The old style of project control (waterfall) generates long lead times, poor delivery and slipping dates with overspend. The average cost overun for an IT budget is nearly 50% with almost 75% of projects over budget. Fix: adopt an agile approach with a delivery early and often mentality.

Legacy applications

Still using Outlook 2003? Or maybe some other IT Prescribed application? Does it do what you want it to? Probably not. The world is awash with £1 applications for your tablet that are probably better suited to your need. Fix: Bring Your Own Computing (not just device), stop using whatever the office provides, become an advocate for amazing new stuff.

Spreadsheets

The spawn of the devil, spreadsheets might have been the killer app in the 1980s but today they are mostly productivity killers.

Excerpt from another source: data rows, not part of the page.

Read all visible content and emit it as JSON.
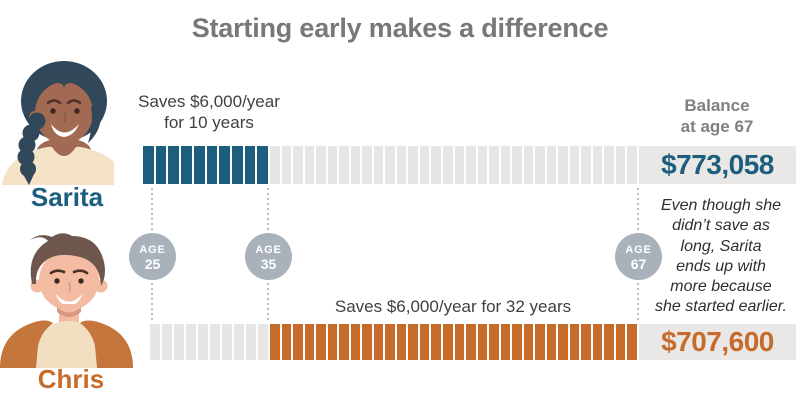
{
  "title": "Starting early makes a difference",
  "colors": {
    "teal": "#1d5e7e",
    "orange": "#c76b2a",
    "segment_gray": "#e7e6e5",
    "box_gray": "#e9e8e7",
    "circle_gray": "#a9b1ba",
    "title_gray": "#77787b",
    "header_gray": "#7f8083",
    "note_gray": "#3f4042"
  },
  "sarita": {
    "name": "Sarita",
    "save_note_line1": "Saves $6,000/year",
    "save_note_line2": "for 10 years",
    "bar": {
      "saving_segments": 10,
      "non_saving_segments": 32
    },
    "balance": "$773,058"
  },
  "chris": {
    "name": "Chris",
    "save_note": "Saves $6,000/year for 32 years",
    "bar": {
      "non_saving_segments": 10,
      "saving_segments": 32
    },
    "balance": "$707,600"
  },
  "balance_header": {
    "line1": "Balance",
    "line2": "at age 67"
  },
  "age_markers": [
    {
      "label": "AGE",
      "value": "25"
    },
    {
      "label": "AGE",
      "value": "35"
    },
    {
      "label": "AGE",
      "value": "67"
    }
  ],
  "annotation": {
    "text": "Even though she didn’t save as long, Sarita ends up with more because she started earlier.",
    "lines": [
      "Even though she",
      "didn’t save as",
      "long, Sarita",
      "ends up with",
      "more because",
      "she started earlier."
    ]
  },
  "chart_data": {
    "type": "bar",
    "title": "Starting early makes a difference",
    "xlabel": "age",
    "x_range": [
      25,
      67
    ],
    "age_markers": [
      25,
      35,
      67
    ],
    "series": [
      {
        "name": "Sarita",
        "annual_savings": "$6,000/year",
        "years_saving": 10,
        "saving_age_range": [
          25,
          35
        ],
        "balance_at_67": 773058,
        "balance_label": "$773,058",
        "color": "#1d5e7e"
      },
      {
        "name": "Chris",
        "annual_savings": "$6,000/year",
        "years_saving": 32,
        "saving_age_range": [
          35,
          67
        ],
        "balance_at_67": 707600,
        "balance_label": "$707,600",
        "color": "#c76b2a"
      }
    ],
    "annotation": "Even though she didn’t save as long, Sarita ends up with more because she started earlier.",
    "legend_position": "none",
    "grid": false
  }
}
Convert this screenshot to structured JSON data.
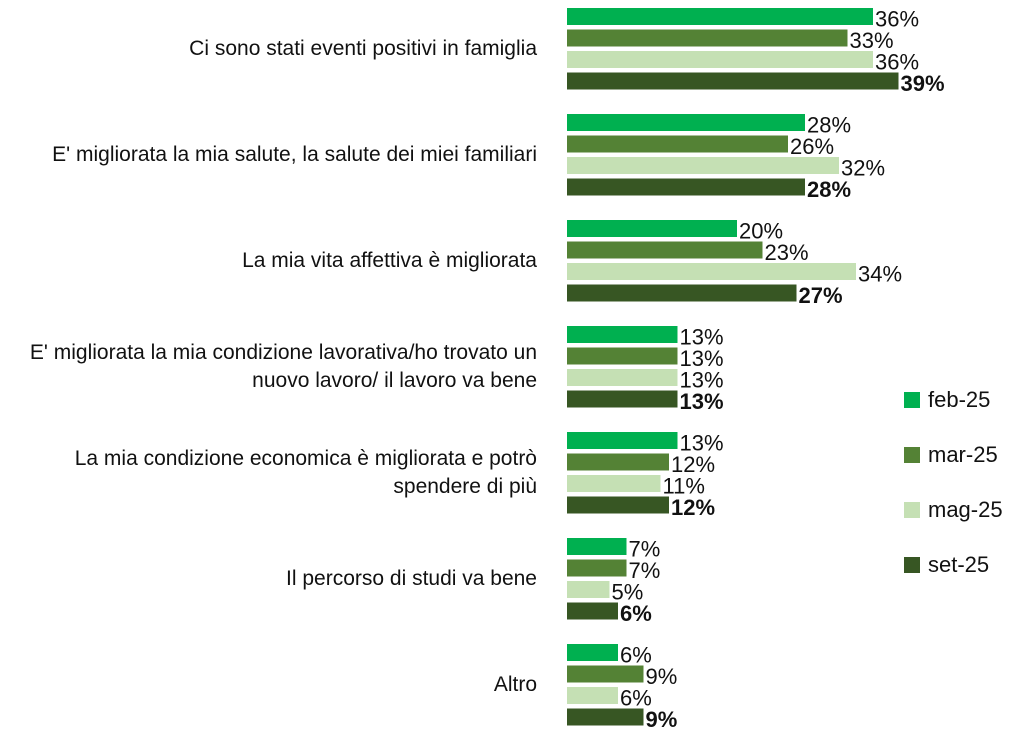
{
  "chart_data": {
    "type": "bar",
    "orientation": "horizontal",
    "categories": [
      "Ci sono stati eventi positivi in famiglia",
      "E' migliorata la mia salute, la salute dei miei familiari",
      "La mia vita affettiva è migliorata",
      "E' migliorata la mia condizione lavorativa/ho trovato un nuovo lavoro/ il lavoro va bene",
      "La mia condizione economica è migliorata e potrò spendere di più",
      "Il percorso di studi va bene",
      "Altro"
    ],
    "series": [
      {
        "name": "feb-25",
        "color": "#00b050",
        "values": [
          36,
          28,
          20,
          13,
          13,
          7,
          6
        ],
        "value_labels": [
          "36%",
          "28%",
          "20%",
          "13%",
          "13%",
          "7%",
          "6%"
        ]
      },
      {
        "name": "mar-25",
        "color": "#548235",
        "values": [
          33,
          26,
          23,
          13,
          12,
          7,
          9
        ],
        "value_labels": [
          "33%",
          "26%",
          "23%",
          "13%",
          "12%",
          "7%",
          "9%"
        ]
      },
      {
        "name": "mag-25",
        "color": "#c5e0b4",
        "values": [
          36,
          32,
          34,
          13,
          11,
          5,
          6
        ],
        "value_labels": [
          "36%",
          "32%",
          "34%",
          "13%",
          "11%",
          "5%",
          "6%"
        ]
      },
      {
        "name": "set-25",
        "color": "#375623",
        "values": [
          39,
          28,
          27,
          13,
          12,
          6,
          9
        ],
        "value_labels": [
          "39%",
          "28%",
          "27%",
          "13%",
          "12%",
          "6%",
          "9%"
        ],
        "bold_labels": true
      }
    ],
    "legend": "right"
  }
}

Too complex, too rich and being used by unskilled folks they are a nightmare that more often than not misleads the business with bad data and poor analysis. Fix: stop using them, very few problems now have a spreadsheet as a solution. Cloud-based services exist for most of the simple solutions you use a spreadsheet for.

Timesheets

In a productionised world the timesheet is king. We don’t live in a productionised world any longer so we don’t need them. Fix: stop recording time, move to value-based delivery/pricing, measure output and not hours, reward delivery not clocking-in and out.